The surprisingly direct critique… foreshadows the unusual political challenges facing Clinton as she accentuates her foreign policy credentials while trying to avoid blame for the nation’s defensive posture in an increasingly unstable world…“It’s in her political interest to begin to distance herself from an unpopular president and to drive home the fact that she’s risk-ready while Obama’s risk-averse,” said Aaron David Miller, vice president for new initiatives at the Wilson Center.

This is in her interest? Really? Based on what?

* DEMS HAMMER DAVID PERDUE IN GEORGIA: Michelle Nunn, the Dem candidate for Senate in Georgia, is up with a tough new ad blasting opponent David Perdue for presiding over companies that moved jobs abroad, which is contrasted with her tenure as “CEO of the world’s largest volunteer organization.” In this battle over which candidate’s non-Washington experience best qualifies him or her to go to Washington, Dems are rolling out the same playbook used to discredit Mitt Romney’s private sector experience.

* IN IOWA, BRUCE BRALEY TRIES TO BOOST POSITIVES: Dem Senate candidate Bruce Braley is up with a minute-long spot featuring a father thanking Braley for championing sexual-assault bill he championed that was named after his daughter.

The spot comes amid a series of missteps by Braley that Republicans have sought to exploit to paint him as out of touch with Iowa and to drive up his negatives. The race remains a dead heat, though Dems remain convinced voters still have not been introduced to Joni Ernst’s extreme positions on multiple issues.
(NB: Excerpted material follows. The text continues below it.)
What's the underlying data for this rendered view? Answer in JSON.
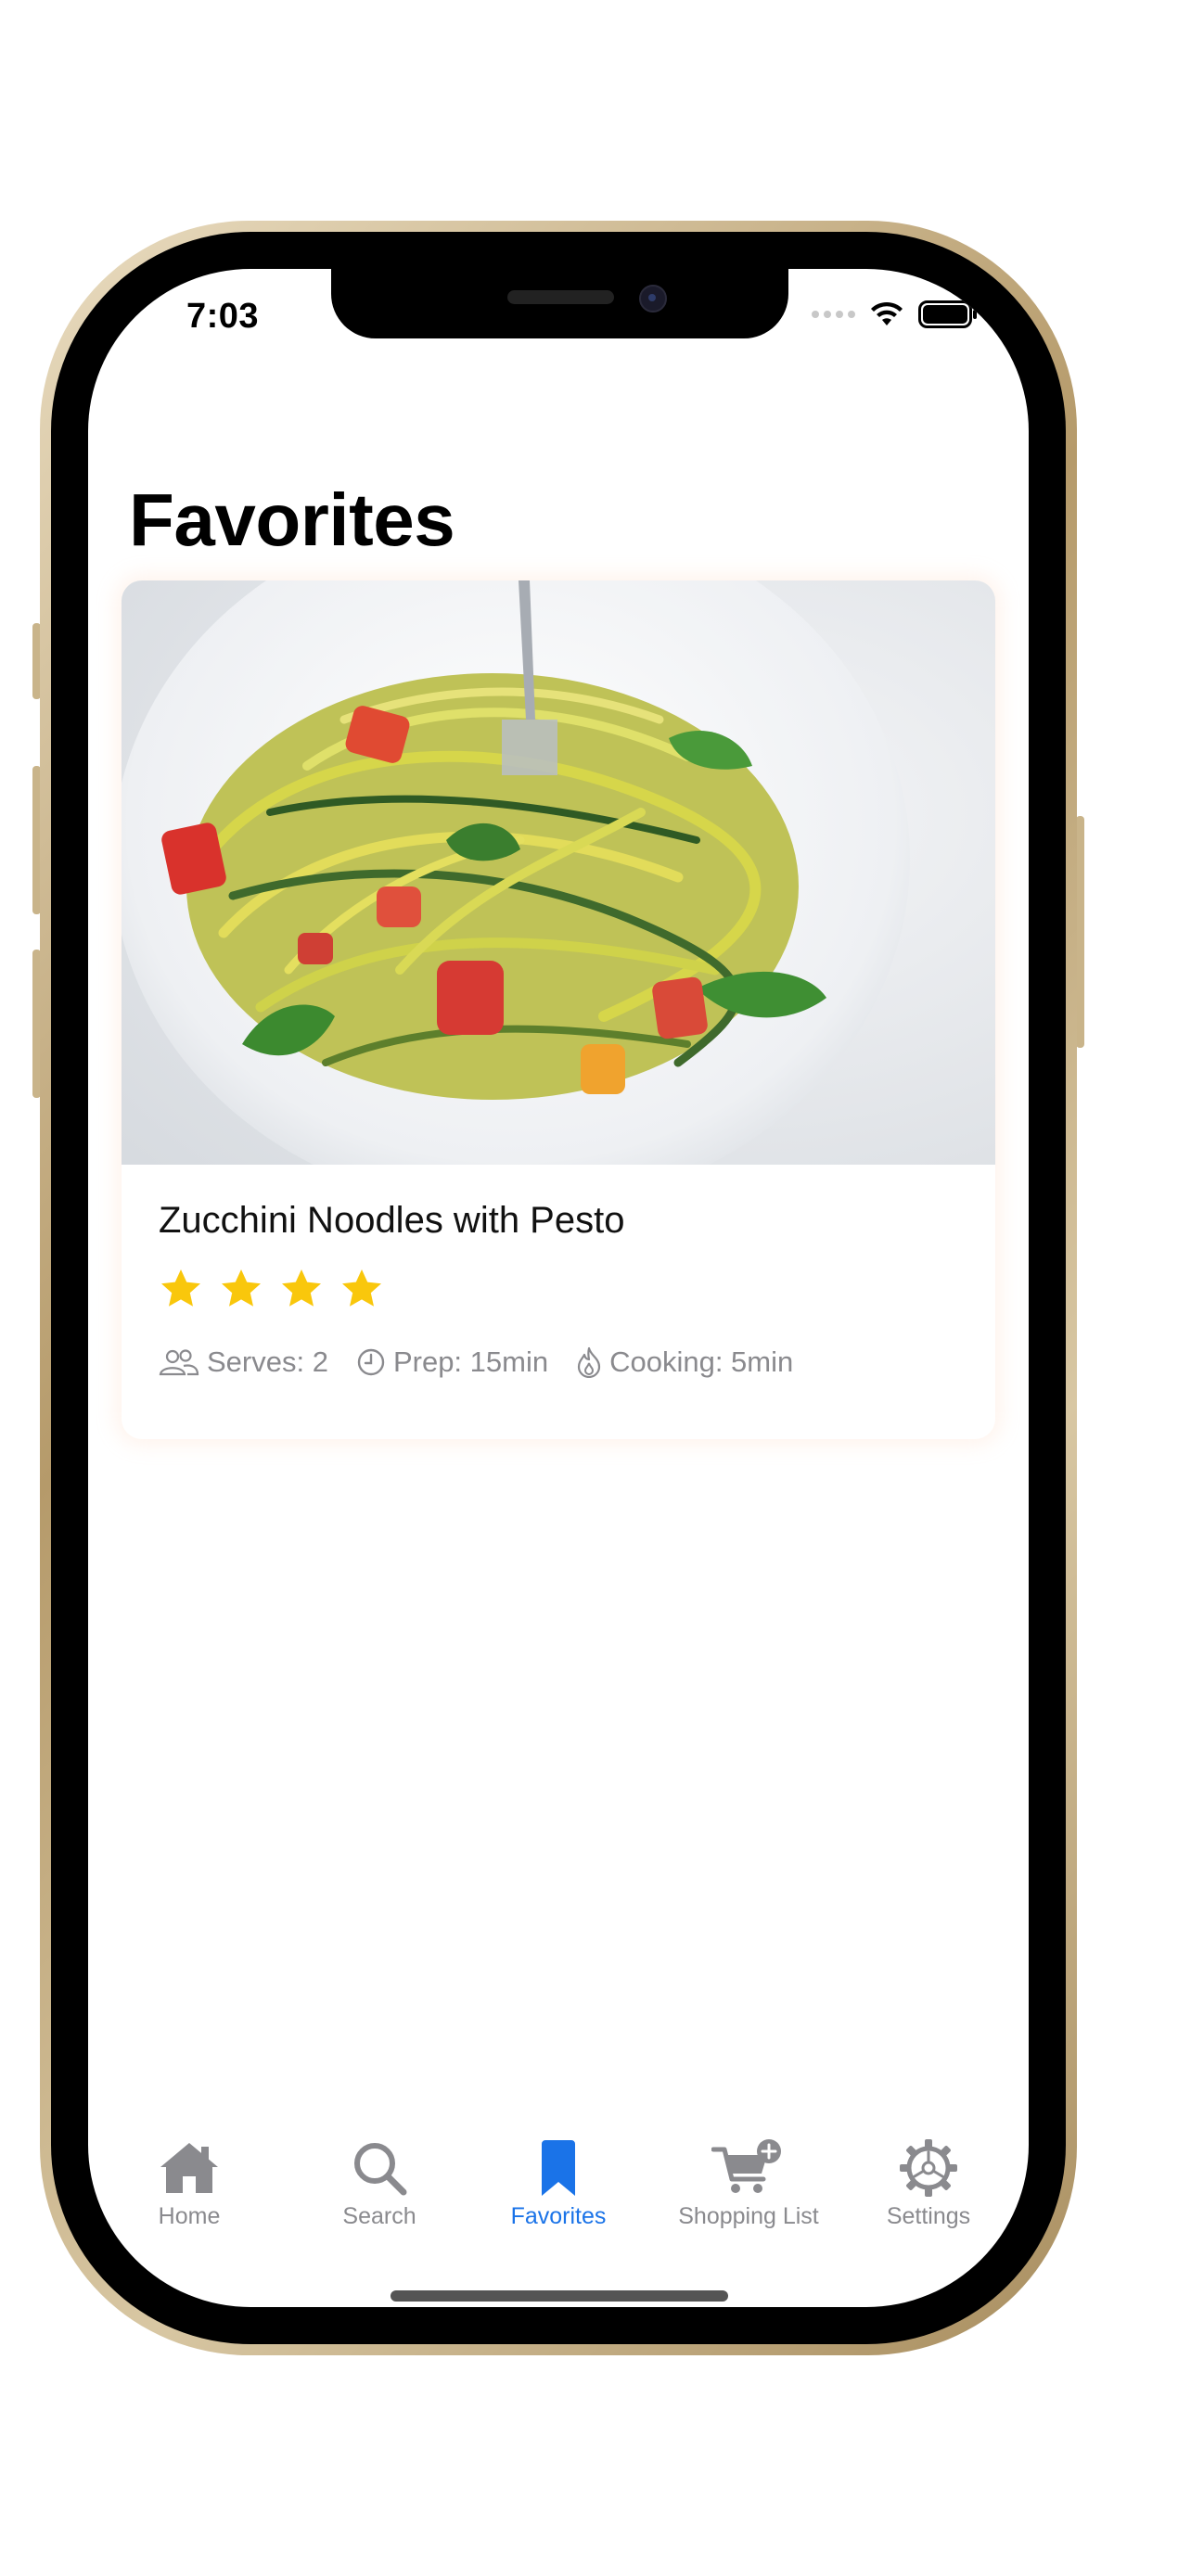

* ANOTHER OBAMACARE DISASTER FAILS TO MATERIALIZE: Joshua Green has a nice catch here: We are now learning that premiums are not going to “skyrocketing,” as some warned (hoped), and as Green notes, those who made this prediction seem to have gone oddly quiet. The big story:

The story of Obamacare over the last year has in many ways been a story about how the various claims made by conservatives about why the law would collapse have systematically fallen apart.

So, yeah, something fell apart. It just wasn’t Obamacare.